Where improper relationships do occur in schools and colleges, we firmly believe that they should continue to be a matter for professional disciplinary action, firmly enforced by employers and the new General Teaching Council. This was also the conclusion of the majority of the respondents to the government working group's consultation on the matter. We therefore do not believe that a new criminal offence should be created in relation to schools and colleges, apart from those where pupils reside at the school concerned, as is the case with the other types of institution that are covered.

The Bill affected all those who care for, train, or supervise pupils in full time education under the age of 18. In the original second reading debate in the House of Commons, the home secretary gave two reasons for the scope of the Bill in this regard. First, he argued that teachers act in loco parentis, and so should be covered.

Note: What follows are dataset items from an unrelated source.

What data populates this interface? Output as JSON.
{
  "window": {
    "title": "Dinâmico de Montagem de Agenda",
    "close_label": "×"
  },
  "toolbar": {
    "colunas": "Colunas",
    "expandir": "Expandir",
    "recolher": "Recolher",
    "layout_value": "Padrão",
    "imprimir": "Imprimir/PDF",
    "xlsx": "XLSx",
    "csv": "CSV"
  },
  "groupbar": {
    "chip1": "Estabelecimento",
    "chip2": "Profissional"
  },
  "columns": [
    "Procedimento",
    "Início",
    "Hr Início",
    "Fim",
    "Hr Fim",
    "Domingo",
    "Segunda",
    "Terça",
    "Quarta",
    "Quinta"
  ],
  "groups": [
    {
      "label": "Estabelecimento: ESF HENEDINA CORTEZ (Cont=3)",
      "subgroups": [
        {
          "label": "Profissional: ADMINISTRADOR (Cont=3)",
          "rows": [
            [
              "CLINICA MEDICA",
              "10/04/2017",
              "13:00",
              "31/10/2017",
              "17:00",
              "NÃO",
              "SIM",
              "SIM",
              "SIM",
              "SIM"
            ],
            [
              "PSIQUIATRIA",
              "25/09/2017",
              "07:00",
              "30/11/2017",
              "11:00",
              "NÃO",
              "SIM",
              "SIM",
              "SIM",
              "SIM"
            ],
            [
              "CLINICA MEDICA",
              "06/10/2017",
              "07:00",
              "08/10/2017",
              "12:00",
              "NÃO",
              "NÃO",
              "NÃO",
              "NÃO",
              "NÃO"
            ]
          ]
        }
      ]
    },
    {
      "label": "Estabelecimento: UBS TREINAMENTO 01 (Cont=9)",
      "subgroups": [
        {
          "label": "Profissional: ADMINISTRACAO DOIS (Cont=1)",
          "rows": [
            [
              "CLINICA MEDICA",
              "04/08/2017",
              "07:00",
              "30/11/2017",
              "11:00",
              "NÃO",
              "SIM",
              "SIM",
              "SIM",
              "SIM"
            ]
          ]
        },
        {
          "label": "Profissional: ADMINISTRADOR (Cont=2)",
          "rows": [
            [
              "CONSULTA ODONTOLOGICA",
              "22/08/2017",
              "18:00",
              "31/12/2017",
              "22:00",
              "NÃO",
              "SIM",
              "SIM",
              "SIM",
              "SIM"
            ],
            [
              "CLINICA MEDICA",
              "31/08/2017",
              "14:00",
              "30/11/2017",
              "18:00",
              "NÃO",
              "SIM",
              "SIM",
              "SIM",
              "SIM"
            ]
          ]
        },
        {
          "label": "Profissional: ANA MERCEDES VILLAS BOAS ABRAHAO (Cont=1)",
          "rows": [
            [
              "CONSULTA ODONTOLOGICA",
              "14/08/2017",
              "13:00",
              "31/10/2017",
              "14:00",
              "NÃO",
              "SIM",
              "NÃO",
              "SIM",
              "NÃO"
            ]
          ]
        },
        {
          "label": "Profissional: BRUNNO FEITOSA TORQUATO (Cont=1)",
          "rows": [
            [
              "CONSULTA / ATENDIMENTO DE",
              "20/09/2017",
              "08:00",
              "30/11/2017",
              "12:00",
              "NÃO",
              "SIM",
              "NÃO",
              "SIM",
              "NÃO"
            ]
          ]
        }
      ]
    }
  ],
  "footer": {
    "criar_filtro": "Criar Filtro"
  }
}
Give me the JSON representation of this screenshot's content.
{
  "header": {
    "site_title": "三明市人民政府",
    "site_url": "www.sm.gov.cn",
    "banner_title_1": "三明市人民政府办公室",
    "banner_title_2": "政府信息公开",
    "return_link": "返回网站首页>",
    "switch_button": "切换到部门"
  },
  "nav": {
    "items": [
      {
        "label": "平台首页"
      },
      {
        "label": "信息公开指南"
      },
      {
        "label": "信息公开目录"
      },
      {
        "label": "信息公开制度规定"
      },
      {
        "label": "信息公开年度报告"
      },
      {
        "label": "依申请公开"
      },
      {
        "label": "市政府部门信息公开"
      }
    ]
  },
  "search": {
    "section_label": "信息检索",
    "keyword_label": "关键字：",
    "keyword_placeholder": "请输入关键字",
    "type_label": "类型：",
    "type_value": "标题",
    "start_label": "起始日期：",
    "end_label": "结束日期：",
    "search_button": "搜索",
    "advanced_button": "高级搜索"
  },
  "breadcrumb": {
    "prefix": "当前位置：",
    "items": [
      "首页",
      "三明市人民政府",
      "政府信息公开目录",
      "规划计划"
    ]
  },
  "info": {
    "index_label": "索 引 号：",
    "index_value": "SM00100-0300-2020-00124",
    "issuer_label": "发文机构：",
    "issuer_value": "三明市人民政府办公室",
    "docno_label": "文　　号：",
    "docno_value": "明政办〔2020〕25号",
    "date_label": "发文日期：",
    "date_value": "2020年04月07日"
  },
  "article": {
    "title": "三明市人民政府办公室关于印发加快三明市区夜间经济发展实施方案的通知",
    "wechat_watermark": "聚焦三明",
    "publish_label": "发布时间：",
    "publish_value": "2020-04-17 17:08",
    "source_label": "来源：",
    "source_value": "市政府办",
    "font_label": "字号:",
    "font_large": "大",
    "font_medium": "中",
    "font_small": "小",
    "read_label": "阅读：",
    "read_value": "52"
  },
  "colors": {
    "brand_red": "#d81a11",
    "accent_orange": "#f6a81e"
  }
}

He also argued that there are practical difficulties in creating separate groups within the education category and that 'invidious' anomalies would be created where there would, for example, be a different law applying to day pupils and boarders within the same class.

As far as the in loco parentis argument is concerned, it is notable that other categories of 'carers' are not covered, such as guardians, god parents, and church and youth organisation leaders who, if not in law, have the same responsibilities when young people are in their care, and who would have regular contact with those under 18.

In relation to the other arguments on the practical difficulties of restricting the application of the Bill and the anomalies that might be created, we believe that parliamentary draftsmen would not find it impossible to draft suitable wording, and that the requirement for proportionality supersedes the few anomalies that would be created.

In any event, the Bill contained anomalies, such as the exemption which would mean that a relationship which is not considered a breach of trust at the commencement of the Act becomes a criminal offence if it continues and the position of trust subsequently arises. The exemption also means that you could have two employees - one exempted but in a position of trust and one not exempted.

The government has therefore accepted other anomalies created by the Bill, and so could accept the additional anomaly that might be created by restricting the Bill to residential pupils so that the legislation is reasonable and proportionate. Other parts of the Bill specifically restrict its application to institutions where persons under 18 are 'accommodated and cared for'. Only schools and colleges are treated differently, which we do not believe is right or appropriate.

We also believe that the Bill does not provide a satisfactory definition of the sort of behaviour that would be criminal. Sexual intercourse is clearly covered, but all other sexual activity is left to what a 'reasonable person' might regard as being sexual 'in all the circumstances'.

We do not believe this to be satisfactory when an individual might be faced with criminal prosecution, a six month prison sentence, and be subject to the notification requirements of the Sex Offenders Act 1997.

We believe that the government should clearly set out those acts that it would consider sexual in relation to a breach of trust.

At present, the Bill would allow the possibility of a 23 year old male teacher being prosecuted, convicted and registered for five years as a sex offender, for behaviour short of sexual intercourse, even where it was one moment of stupidity. The law should not allow such draconian possibilities for what is, although a serious breach of professional standards, an indiscretion not justifying criminal prosecution.